Dossier IA24001319 réalisé en 2011

Fiche

NOTE DE SYNTHÈSE

Histoire

Mentions du « manso du Vernhas » en 1304 et de « lo mas de Vernhas » en 1383. Le bâtiment principal a probablement fait l'objet de deux campagnes de construction et d’une campagne de modification : la première au 15e siècle (construction des deux corps de logis et de la tour d’escalier ; les portes intérieures à linteau en bâtière orné d’arcs en accolade suggèrent cette datation), la seconde (de modification) au 16e siècle (mise en défense de la tour d’escalier au cours des guerres de Religion, le fossé en eau et le portail d’entrée de la basse-cour datant peut-être aussi de ce moment) et la troisième au 18e siècle (agrandissement vers le nord du corps de logis secondaire, percement des portes et fenêtres actuelles à linteau délardé en arc segmentaire, réaménagement intérieur avec mise en place des cheminées, construction du portail d'entrée à la cour).
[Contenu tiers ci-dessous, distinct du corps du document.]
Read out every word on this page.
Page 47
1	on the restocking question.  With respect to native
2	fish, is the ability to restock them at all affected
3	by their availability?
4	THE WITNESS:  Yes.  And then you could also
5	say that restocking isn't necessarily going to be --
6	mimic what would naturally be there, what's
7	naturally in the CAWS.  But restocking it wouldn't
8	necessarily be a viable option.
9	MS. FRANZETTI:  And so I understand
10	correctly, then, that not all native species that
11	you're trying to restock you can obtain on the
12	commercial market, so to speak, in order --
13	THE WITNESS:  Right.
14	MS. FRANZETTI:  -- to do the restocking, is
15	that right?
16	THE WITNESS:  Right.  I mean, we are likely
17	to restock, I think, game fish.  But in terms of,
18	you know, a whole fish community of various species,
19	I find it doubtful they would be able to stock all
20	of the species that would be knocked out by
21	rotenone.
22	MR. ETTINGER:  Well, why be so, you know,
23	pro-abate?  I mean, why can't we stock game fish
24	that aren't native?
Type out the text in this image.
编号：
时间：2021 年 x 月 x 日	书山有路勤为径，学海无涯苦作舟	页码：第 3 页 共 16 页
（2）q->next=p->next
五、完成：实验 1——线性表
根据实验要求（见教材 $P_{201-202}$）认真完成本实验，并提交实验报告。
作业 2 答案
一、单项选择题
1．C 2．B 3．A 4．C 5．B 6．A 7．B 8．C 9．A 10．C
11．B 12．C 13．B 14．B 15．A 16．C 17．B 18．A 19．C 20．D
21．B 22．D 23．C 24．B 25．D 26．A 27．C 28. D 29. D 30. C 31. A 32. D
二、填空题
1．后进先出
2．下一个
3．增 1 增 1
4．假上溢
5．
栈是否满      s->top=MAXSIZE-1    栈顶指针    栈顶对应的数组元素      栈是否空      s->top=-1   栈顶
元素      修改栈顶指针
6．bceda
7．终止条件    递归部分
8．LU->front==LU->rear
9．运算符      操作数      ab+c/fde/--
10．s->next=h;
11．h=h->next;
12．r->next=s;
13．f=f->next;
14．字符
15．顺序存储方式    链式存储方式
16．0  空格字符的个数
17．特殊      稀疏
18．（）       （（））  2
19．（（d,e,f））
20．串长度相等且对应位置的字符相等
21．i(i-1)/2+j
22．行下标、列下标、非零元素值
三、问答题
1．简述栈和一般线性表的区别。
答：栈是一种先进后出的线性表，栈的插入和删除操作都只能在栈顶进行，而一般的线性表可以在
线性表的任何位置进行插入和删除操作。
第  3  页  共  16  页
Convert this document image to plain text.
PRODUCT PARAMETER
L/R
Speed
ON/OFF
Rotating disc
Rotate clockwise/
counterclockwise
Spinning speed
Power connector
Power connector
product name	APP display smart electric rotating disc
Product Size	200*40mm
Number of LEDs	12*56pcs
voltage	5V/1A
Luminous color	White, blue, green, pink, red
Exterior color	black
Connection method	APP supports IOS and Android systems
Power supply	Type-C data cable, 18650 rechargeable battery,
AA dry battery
Une vente du domaine est réalisée en 1766 : il est évalué à 10 383 livres ; le document mentionne les « maison, cour et autres édifices, le tout entouré de fossé, grange, jardin, terre arable, prés, vignes » (Lalande, notaire à Auriac). En 1768, Vergnas apparaît comme "maison", "métairie" ou "ferme" sur la carte de Belleyme, mais il n’est guère douteux qu’il s’agit en réalité d’un ancien repaire noble. C’est du moins ce que suggèrent son implantation, la configuration de l’ensemble bâti avec portail d’entrée, fossé en eau autour du bâtiment principal et la forme même de celui-ci, flanqué d’une tour d’escalier en façade antérieure. Mais, quoiqu’il en soit, on ignore tout des anciens seigneurs propriétaires de cette terre et, même, si le nom actuel de Vergnas (qui n’est attesté que depuis le 18e siècle) était celui de l’ancien domaine noble.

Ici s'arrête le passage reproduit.